Too much snacking in youth agency
Too much snacking at too many unofficial meetings in the National Youth Commission (NYC) has incurred the withering disapproval of the Commission on Audit (COA).
In its annual report evaluating the youth agency’s financial performance in 2017, COA auditors flagged the NYC’s “unnecessary expenses,” including almost P300,000 in meals and snacks during 126 meetings, of which 112 were not official.
“We reviewed the petty cash vouchers and found out that of the total sample of 126 meetings and related activities held during the year, the total cost of P296,968.30 was used for the payment of meals and snacks served, 112 of which with a total cost of P268,068.55 were considered not official,” the COA said.
Based on those figures, the NYC spent an average of almost P2,400 on food items for each of the 112 unauthorized meetings.
The COA report said vouchers for payment of meals and snacks served during these meetings and related activities were without a signed “Notice of Meeting” or “Office Orders” issued for that purpose.
A Notice of Meeting indicates that a meeting is authorized, specifies its purpose, and names the participants, according to the state auditors.
As a result, the costs for food served during those meetings were deemed “unnecessary expenditures” as provided under COA Circular No. 2012-003, which prescribes the “Guidelines on Irregular, Unnecessary, Excessive, Extravagant and Unconscionable Expenses.”
Test of prudence
Under the guidelines, unnecessary expenses are defined as “expenditures [that] could not pass the test of prudence or the diligence of a good father of a family, those not supportive of the implementation of the objectives and mission of the agency relative to the nature of its operation.”
“It also includes incurrence of expenditure not dictated by the demands of good government, and those the utility of which cannot be ascertained at a specific time.

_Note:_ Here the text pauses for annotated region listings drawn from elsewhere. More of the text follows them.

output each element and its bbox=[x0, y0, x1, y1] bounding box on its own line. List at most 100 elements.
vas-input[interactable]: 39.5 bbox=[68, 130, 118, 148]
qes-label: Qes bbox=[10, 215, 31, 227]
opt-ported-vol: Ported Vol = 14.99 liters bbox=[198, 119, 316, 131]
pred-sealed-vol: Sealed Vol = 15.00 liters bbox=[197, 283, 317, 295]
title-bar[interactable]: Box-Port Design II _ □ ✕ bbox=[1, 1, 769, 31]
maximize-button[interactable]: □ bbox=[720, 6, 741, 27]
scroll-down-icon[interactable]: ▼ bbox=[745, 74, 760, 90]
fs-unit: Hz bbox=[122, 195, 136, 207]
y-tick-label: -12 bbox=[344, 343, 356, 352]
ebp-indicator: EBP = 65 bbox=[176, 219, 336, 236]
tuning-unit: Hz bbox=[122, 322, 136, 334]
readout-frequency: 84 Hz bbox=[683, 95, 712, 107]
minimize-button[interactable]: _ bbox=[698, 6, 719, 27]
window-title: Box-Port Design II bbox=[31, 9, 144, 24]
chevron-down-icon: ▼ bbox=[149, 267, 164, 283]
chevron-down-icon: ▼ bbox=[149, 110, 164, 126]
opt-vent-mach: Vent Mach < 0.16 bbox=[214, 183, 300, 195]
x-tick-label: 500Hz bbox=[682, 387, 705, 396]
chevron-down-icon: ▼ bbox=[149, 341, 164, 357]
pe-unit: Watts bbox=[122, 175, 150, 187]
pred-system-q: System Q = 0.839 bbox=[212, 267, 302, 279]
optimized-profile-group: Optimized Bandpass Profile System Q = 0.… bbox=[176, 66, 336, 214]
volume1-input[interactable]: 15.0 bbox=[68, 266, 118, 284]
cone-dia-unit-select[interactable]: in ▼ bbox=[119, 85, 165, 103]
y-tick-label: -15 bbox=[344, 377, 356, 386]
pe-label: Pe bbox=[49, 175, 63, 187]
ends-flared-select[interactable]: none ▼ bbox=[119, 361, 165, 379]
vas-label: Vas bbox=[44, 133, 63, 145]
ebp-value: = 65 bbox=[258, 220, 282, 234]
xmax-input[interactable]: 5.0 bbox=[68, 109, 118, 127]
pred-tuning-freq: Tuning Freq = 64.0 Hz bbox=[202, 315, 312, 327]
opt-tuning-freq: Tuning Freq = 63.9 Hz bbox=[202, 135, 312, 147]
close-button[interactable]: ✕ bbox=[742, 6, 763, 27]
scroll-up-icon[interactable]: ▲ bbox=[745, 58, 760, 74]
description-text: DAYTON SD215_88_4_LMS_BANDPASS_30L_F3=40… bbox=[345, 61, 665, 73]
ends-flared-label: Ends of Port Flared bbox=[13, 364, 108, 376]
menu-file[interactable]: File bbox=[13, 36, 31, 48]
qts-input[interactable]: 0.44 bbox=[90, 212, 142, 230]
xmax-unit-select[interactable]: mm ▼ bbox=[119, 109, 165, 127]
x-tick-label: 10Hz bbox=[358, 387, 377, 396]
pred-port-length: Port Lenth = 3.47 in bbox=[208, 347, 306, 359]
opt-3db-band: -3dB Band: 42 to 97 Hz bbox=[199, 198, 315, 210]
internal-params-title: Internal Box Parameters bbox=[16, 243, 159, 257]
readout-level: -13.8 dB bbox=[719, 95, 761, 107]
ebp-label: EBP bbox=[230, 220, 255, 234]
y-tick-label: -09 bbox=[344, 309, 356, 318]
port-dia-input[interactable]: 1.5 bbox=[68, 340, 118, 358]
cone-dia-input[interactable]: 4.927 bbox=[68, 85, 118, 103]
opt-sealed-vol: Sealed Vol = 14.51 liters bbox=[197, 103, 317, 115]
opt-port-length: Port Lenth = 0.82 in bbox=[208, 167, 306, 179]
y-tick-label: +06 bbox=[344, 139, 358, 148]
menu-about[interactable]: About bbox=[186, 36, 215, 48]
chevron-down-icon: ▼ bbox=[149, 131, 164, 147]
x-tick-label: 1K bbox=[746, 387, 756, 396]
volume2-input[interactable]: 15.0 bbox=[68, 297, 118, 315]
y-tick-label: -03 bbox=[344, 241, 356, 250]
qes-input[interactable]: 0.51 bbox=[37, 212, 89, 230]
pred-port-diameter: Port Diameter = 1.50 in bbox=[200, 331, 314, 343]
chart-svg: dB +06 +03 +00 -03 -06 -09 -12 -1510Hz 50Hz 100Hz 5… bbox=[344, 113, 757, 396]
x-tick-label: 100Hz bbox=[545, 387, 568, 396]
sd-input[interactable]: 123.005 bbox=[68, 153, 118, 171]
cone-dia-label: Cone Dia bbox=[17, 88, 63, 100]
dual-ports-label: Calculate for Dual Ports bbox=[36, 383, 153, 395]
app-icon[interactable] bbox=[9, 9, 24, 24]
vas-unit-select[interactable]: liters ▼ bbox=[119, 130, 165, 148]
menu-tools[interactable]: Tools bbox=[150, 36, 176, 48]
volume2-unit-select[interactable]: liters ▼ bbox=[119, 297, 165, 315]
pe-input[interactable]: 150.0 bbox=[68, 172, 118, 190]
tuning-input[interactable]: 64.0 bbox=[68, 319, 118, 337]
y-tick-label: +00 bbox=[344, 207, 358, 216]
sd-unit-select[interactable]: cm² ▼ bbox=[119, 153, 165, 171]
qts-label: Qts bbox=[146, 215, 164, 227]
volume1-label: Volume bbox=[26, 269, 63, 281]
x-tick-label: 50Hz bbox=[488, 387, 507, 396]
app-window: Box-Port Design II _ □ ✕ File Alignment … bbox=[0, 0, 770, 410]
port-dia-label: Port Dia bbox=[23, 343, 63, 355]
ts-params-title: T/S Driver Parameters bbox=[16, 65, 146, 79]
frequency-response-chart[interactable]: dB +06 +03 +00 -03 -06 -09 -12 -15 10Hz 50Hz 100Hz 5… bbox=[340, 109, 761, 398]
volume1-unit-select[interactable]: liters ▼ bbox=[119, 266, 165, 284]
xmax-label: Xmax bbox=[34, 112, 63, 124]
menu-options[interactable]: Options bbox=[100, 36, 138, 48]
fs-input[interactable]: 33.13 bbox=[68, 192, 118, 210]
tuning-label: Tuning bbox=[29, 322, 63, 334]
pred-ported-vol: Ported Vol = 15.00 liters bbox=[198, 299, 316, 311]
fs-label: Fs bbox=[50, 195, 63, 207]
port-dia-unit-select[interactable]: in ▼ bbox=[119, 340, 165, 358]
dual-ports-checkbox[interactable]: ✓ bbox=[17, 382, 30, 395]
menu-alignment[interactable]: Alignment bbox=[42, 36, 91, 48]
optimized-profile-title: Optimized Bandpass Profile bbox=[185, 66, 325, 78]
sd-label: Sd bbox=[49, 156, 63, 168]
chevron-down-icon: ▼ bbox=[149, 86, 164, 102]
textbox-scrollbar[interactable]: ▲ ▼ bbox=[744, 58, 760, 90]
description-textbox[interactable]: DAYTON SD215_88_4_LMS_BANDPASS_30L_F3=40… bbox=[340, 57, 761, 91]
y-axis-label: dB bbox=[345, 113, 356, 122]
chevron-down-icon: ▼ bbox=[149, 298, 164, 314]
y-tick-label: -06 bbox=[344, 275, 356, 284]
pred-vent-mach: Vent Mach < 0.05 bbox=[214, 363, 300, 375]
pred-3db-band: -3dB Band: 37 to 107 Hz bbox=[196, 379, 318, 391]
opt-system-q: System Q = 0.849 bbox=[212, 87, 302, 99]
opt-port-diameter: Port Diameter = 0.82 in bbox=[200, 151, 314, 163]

An expenditure is also considered unnecessary if it is not essential or that which can be dispensed with without loss or damage to property,” according to the circular.
The COA said NYC officials agreed, upon its recommendation, to exercise more care in the use of public funds.
“We recommended and management agreed to strictly observe prudence in the use of government funds by ensuring that meals and snacks be served only for authorized meetings and related activities,” it said.
The COA report was submitted to then NYC chair Aiza Seguerra by COA officer in charge Sofia Gemora in an
April 5 letter. The youth agency is now headed by officer in charge Ronald Cardema, who chairs Duterte Youth.
The NYC is a government office created under Republic Act No. 8044, or the “Youth in Nation Building Act of 1995,” to serve as the policymaking coordinating body of all youth-related institutions, programs, projects and activities of the government.